In what has been described as a first in the world of astronomy, researchers discovered a tailless comet, or, as scientist call it, a “Manx” comet. This is one celestial being that may provide the answer to many pressing questions about the origins and evolution of our solar system.
The tailless comet, which was given the official codename C2014/S3, got its more descriptive moniker from the tailless cat of the same name. Researchers noted that it is composed of rocky materials typically found near our planet. This in itself is a peculiarity, given that most comets are composed of frozen materials such as ice, and were formed in the freezing outer regions of solar systems. With this in mind, it is possible that the Manx comet was formed relatively near Earth before getting shuttled off to the outer regions as planets settled into position in the solar system’s early days.
Aside from the recently discovered comet, the scientists involved in the new study are interested in finding out whether the Manx comet is a one-off anomaly or if there are others of its kind. This could point to clues regarding the timeline when the planets in our solar system made it to their current formation, and how they moved around to that end.
“Depending how many we find, we will know whether the giant planets danced across the solar system when they were young, or if they grew up quietly without moving much,” said study co-author Olivier Hainaut of the European Southern Observatory in a press release.

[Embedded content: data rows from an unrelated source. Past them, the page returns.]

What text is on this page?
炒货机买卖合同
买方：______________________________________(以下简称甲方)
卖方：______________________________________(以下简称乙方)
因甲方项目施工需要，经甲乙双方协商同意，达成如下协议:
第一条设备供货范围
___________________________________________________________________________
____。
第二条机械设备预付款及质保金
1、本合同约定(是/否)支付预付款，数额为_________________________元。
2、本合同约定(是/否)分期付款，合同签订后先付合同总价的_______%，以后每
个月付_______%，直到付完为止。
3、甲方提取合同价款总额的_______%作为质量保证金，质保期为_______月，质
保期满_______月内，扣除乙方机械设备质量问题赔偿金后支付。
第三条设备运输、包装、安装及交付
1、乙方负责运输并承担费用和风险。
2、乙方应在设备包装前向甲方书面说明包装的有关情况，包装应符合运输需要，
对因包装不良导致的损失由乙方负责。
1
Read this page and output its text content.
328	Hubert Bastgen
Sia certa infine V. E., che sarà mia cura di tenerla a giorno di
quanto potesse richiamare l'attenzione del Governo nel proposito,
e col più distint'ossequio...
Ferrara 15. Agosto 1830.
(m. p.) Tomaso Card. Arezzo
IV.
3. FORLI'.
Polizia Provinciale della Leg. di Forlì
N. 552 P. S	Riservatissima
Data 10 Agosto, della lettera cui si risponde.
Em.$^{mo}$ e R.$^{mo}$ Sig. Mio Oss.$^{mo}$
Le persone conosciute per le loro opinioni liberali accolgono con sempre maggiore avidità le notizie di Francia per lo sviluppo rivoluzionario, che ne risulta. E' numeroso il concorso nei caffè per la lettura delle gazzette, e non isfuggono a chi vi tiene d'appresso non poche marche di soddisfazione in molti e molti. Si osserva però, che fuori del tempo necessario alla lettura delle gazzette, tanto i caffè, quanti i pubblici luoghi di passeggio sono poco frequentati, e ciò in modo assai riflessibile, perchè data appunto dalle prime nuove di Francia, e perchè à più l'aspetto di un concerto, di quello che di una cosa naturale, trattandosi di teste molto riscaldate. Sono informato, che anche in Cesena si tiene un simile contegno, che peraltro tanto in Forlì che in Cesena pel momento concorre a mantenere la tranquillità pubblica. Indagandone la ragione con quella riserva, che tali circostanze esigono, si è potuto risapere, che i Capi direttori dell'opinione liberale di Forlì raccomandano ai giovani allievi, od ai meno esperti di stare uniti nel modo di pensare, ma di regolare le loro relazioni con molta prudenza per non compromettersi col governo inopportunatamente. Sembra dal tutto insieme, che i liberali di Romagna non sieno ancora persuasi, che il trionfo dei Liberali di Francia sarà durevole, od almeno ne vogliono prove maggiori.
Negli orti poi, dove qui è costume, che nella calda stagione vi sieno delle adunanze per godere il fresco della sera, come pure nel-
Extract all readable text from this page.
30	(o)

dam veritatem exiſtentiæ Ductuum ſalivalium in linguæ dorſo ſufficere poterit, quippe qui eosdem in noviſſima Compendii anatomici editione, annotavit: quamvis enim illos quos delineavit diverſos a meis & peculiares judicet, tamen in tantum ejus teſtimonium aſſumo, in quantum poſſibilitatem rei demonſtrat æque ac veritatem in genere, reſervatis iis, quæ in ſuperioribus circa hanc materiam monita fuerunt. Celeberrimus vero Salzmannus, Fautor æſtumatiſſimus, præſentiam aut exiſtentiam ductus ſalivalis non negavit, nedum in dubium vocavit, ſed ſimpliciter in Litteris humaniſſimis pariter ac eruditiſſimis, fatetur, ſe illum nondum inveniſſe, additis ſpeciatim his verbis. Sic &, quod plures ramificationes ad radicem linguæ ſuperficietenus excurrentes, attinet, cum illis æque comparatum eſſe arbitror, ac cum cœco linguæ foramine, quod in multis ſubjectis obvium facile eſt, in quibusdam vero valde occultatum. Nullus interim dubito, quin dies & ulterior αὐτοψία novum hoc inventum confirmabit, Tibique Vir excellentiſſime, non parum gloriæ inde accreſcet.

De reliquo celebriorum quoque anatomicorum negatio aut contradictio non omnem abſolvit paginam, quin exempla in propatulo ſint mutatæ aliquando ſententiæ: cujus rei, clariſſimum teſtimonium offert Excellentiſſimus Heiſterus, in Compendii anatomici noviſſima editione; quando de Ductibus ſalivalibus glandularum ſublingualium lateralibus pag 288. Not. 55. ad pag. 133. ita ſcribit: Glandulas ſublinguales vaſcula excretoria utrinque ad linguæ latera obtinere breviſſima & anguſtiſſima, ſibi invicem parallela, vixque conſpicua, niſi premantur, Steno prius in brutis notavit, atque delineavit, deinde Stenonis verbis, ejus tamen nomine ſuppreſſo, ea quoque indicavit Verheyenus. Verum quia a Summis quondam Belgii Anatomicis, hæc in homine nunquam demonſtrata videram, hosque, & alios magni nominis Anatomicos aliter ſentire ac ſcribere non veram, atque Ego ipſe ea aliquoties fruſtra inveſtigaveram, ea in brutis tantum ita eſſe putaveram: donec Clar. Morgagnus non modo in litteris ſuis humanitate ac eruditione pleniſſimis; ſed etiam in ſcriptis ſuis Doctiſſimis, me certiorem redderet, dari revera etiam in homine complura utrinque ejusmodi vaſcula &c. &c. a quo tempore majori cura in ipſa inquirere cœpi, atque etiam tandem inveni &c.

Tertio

C/2014 S3 was first spotted in 2014 by the Pan-STARRS (Panoramic Survey Telescope and Rapid Response System), a network of telescopes designed to find fast-moving bodies in the evening skies. It was found with hardly a hint of a tail, about twice the distance of Earth from our Sun. According to study lead Karen Meech of the University of Hawaii, the tailless comet was found in perfect condition, hinting that it had been in the outer reaches of the solar system for quite a while, far away from the Sun’s exposure.
“We already knew of many asteroids, but they have all been baked by billions of years near the sun,” she said. “This one is the first uncooked asteroid we could observe — it has been preserved in the best freezer there is.”